How Sweet the Ground: The Metaphysical Vision of Michael Marker
DOI:
https://doi.org/10.20355/jcie29589Abstract
Through this essay, Rocha seeks to describe and honour Michael Marker’s signature notion of the “metaphysical demand” within his more well-known historical and anthropological work on the agentic notion of place. The essay begins by noting the difficulty of this essay due to the “unwritability” of Marker, in allusion to Mellvile’s character, Bartleby, and Garcia Marquez’s
sense of Latin America’s solitude.
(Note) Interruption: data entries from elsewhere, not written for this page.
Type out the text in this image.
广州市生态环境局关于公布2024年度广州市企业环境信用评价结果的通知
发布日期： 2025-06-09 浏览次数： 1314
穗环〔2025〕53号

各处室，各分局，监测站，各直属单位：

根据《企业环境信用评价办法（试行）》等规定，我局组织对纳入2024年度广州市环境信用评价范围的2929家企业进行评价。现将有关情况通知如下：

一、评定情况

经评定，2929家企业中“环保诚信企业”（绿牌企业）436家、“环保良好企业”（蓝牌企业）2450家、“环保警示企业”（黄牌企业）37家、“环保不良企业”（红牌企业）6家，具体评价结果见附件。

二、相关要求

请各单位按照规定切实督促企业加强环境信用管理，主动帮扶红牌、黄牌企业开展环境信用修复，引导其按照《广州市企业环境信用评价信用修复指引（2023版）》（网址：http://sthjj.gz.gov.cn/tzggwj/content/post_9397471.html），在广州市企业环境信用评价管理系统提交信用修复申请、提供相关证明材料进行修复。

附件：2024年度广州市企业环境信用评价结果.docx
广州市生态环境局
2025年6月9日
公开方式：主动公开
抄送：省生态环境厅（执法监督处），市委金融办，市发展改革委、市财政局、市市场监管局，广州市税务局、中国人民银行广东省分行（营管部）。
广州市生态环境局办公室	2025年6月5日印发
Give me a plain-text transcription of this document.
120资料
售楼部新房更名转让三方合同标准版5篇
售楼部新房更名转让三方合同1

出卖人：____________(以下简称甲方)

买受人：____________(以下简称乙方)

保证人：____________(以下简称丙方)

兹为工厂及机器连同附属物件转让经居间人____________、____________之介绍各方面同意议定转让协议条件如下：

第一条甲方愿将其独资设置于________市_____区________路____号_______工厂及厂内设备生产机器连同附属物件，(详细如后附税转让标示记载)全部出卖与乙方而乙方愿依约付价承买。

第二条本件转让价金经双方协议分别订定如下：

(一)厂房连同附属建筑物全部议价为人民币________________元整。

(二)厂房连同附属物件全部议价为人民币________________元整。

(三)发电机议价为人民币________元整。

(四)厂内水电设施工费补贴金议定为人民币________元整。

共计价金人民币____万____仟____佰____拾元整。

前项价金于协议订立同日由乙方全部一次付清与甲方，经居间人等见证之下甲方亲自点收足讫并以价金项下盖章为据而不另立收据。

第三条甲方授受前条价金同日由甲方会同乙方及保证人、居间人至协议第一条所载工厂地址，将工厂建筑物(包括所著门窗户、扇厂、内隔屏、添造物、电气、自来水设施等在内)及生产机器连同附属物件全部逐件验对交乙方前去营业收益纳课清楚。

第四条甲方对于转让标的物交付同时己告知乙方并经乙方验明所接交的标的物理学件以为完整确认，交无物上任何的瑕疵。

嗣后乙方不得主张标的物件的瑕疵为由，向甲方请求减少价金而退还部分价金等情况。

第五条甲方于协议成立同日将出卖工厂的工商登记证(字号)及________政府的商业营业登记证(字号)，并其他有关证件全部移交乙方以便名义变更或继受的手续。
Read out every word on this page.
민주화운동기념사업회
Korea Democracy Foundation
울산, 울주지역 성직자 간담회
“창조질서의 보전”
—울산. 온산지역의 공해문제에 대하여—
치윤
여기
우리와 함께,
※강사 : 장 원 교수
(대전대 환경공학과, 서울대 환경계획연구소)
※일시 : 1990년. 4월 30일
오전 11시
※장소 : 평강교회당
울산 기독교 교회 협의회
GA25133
Then, after hermeneutic clarifications that resist reading this essay as a eulogy, the essay proceeds biographically reaching the intimate friendship between Rocha and Marker. These biographical confessions lead to Marker’s ideas, rooted in (and progressing from) Vine Deloria Jr’s critical understanding of the Indigenous philosophy of space, which proceed into a record of correspondence where Marker shares his idea of the metaphysical demand. The essay closes in a series of impressionistic anecdotes that contain key elements in Marker’s approach to his life and thought. A key element is Marker’s practice as a folk musician and his collaborative work with the author in the improvised composition of a track on claw-hammer and bluegrass banjo. From these memorial movements, Marker’s notion of the metaphysical demand of place, a voice that speaks through a calcified and
layered modern reality, is left unfinished, as he left it, to be heard and continued in work to follow.